Two Cats In New York Are First Pets Known To Have Coronavirus In The US
NEW YORK -- Two cats in New York have been infected with the novel coronavirus, federal officials announced Wednesday. Both had mild respiratory symptoms and are expected to make a full recovery.
"These are the first pets in the United States to test positive," the US Department of Agriculture said Wednesday in a joint statement with the US Centers for Disease Control and Prevention.
The agencies emphasized that there is no evidence pets play a role in spreading coronavirus in the United States. "There is no justification in taking measures against companion animals that may compromise their welfare," they said.
The two cats were tested after they showed respiratory symptoms, according to the agencies, and they join the ranks of a lion and a tiger in New York who were previously confirmed to be infected.
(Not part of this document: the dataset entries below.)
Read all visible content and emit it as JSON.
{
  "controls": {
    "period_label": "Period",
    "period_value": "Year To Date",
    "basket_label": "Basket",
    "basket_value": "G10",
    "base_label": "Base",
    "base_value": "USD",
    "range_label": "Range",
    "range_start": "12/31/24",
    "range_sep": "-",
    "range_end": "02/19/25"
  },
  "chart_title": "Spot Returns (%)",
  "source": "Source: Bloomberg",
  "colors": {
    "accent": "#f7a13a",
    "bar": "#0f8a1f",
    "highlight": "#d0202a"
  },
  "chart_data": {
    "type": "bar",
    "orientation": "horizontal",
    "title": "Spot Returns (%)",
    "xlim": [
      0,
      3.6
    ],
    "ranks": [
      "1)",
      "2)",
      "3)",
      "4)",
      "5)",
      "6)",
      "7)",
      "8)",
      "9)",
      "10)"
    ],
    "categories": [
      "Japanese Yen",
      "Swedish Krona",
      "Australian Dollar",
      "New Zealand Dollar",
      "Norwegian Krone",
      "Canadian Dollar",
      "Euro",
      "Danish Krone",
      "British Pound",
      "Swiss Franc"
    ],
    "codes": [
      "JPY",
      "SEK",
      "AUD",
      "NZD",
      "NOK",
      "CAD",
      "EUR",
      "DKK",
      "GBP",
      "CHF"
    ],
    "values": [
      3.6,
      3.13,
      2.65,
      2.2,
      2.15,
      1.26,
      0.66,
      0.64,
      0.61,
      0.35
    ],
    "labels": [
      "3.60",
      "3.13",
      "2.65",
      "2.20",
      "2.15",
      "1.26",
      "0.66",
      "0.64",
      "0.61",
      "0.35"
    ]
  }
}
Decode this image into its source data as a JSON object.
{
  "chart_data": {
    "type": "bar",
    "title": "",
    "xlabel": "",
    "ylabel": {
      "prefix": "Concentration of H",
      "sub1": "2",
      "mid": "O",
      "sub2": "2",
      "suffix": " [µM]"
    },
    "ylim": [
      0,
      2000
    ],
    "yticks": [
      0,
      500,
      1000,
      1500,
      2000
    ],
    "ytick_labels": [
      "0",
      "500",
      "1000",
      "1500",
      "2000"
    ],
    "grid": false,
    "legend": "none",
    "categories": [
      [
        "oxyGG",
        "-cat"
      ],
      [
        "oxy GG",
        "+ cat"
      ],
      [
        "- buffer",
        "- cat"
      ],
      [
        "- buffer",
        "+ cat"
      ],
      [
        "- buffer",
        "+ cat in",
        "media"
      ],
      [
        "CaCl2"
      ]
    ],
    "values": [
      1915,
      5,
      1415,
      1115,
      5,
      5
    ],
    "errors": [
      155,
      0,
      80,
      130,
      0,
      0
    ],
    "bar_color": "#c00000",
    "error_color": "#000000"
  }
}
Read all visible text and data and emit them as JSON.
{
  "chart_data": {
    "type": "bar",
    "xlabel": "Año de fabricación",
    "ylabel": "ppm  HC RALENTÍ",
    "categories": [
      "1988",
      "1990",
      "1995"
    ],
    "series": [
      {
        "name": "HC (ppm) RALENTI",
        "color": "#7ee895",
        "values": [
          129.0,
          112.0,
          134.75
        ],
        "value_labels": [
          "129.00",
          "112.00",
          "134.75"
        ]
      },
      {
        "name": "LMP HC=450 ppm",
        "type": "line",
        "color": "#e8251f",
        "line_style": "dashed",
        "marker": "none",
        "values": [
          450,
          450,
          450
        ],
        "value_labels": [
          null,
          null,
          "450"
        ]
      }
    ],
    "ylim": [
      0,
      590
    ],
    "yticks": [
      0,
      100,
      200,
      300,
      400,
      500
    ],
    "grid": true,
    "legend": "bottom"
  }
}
A veterinarian tested the first house cat after it showed mild respiratory signs, but none of the humans in its household were confirmed to have the virus.
It's possible, officials said, that the cat was infected by somebody outside the home. Someone inside the house, with mild or no symptoms, could have also transmitted the virus.
The second cat, in a separate area of New York, was also tested after it showed signs of respiratory illness. The owner of that cat tested positive for Covid-19 before the cat became ill, but another cat in the household has shown no signs of illness.
Social distancing for cats and dogs, too
Officials are still learning more about coronavirus and pets, but the CDC is recommending that people limit interactions between their pets and people or animals outside the household. Cats should be kept indoors when possible, the CDC said, and dogs should be walked on a leash, maintaining at least six feet from other people and animals.
The agency said dogs should also avoid public places where a large number of people and animals gather, such as dog parks.
If someone is ill with Covid-19 -- whether suspected or confirmed -- officials recommend having another member of the household care for pets.
If that's not possible, people should wear cloth face coverings around animals, making sure to wash their hands before and after any interactions.
And when people are sick, officials said they should refrain from petting or snuggling their pets -- and avoid being kissed or licked.